Defining ‘assessment & feedback’ 

Ailish began by defining assessment for learning (AFL) as ‘methods to measure the effectiveness of teaching practices and the extent to which pupils are learning from these practices’. The key with AFL, she explains, is that the focus is on the students’ learning. 

She breaks down AFL into two categories: 

  1. Formative AFL - tutors do this throughout the tuition session by assessing students’ understanding of a subject and seeing if adaptations are needed to assist their learning. This might come in the form of asking a student questions, re-explaining a concept or asking students’ to continue practising with additional exercises.

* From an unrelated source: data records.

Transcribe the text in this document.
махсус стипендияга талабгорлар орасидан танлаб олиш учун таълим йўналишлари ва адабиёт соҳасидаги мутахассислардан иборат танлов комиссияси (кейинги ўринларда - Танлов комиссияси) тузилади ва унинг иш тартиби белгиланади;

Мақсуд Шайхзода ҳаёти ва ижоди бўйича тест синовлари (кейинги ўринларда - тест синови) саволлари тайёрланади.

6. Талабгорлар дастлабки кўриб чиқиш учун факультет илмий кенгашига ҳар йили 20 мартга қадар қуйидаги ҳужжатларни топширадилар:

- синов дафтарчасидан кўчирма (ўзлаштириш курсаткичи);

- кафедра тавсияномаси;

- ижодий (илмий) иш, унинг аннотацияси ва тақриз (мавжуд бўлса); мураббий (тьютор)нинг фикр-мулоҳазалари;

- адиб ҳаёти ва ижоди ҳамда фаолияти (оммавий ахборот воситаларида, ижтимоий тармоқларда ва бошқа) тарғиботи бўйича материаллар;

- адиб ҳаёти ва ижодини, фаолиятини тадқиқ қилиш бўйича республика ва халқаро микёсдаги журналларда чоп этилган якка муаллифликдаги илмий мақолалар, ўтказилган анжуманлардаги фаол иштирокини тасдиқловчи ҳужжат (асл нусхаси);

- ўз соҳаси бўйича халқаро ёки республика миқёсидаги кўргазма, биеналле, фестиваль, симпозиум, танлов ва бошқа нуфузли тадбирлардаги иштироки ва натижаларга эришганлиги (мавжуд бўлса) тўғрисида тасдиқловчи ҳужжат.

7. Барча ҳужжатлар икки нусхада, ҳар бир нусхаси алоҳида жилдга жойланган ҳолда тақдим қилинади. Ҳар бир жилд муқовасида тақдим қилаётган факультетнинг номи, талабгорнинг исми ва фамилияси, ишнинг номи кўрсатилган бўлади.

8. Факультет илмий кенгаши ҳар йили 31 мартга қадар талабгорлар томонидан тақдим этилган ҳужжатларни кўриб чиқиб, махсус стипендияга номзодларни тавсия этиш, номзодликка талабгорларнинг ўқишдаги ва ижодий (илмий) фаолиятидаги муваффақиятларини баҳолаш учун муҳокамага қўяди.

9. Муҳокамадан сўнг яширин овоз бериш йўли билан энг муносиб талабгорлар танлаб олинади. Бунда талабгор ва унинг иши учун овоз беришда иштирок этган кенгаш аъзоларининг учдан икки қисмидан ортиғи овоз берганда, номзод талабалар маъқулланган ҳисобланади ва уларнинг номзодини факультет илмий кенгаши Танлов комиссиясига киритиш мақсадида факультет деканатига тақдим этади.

  2. Summative AFL - this would usually happen at the end of a tuition session (or programme) to assess how much students’ have learned. This type of assessment also often gives students’ a grade. 

The focus of this tutor clinic was on Summative AFL & Effective Feedback. Ailish highlights the summative assessment that Team Up offers to pupils at the end of sessions to assess their knowledge of the topic for that day: Topic Tests (see image below). 

The value of effective feedback

Ailish shares research from the Education Endowment Foundation, which is a charity that seeks to improve the education attainment of disadvantaged students in England by providing evidence-based resources designed to improve teaching practices and boost learning (EEF, 2022). Key insights she shares include: 

  • Effective feedback can help students progress by up to 6+ months faster than the expected rate of progress for their age group. 

  • Positive impacts of effective feedback is high across all curriculum subjects, but slightly higher in maths and science. 

  • Low attaining pupils tend to benefit more from the explicit feedback than high attainers. 

So…what is ‘effective feedback?’ 

1) Give students time to work independently and give them room to make mistakes. Be selective when to give that immediate feedback in your tuition sessions! 

2) When giving feedback... Ask, don't tell!

  • In maths, ask them detective questions that help them identify where they went wrong and put them on the right path, without giving them the answer.

  • In English, ask them to identify where they didn't reach their target or the Tutor can highlight the sentence for improvement and ask them what could be improved. 

  • For both, ask them to recall what knowledge or steps they need to improve. Get them to do the work!

3) In maths...

  • There are ‘careless mistakes’ and ‘errors resulting from misunderstandings’: careless mistakes could be a simple times table mistake vs misunderstandings might be a more fundamental problem like an incorrect formula. 

  • When a careless mistake has taken place, ask them to look at their work again and identify the problem. With more fundamental mistakes, provide them with hints and ask questions that lead them to underlying principles. 

4) In English...

  • Give students success criteria to include in their writing. E.g. one example of exciting vocab, one example of adventurous punctuation and one complex sentence. 

  • Ask them to identify it in their work when marking so they can pick out where they've used it and check their own work. 

  • Ask them how to recall examples of ingredients they are missing, e.g. "colossal" for vocab, or the components of complex sentences.

Next steps...

  • Ask them to upgrade or rewrite their work to include these. 

  • Ask them to add to their work with a higher target if they've met the criteria you've already given them. Push them to the next level!

5) Create target sheets and/or misconception sheets

  • Create a sheet with their targets that they build on each lesson and can refer to before and during each task (e.g., using punctuation throughout their writing). 

  • Misconception sheets in maths help to remind them of their common misconceptions. Research shows that this helps learners avoid making the same mistakes!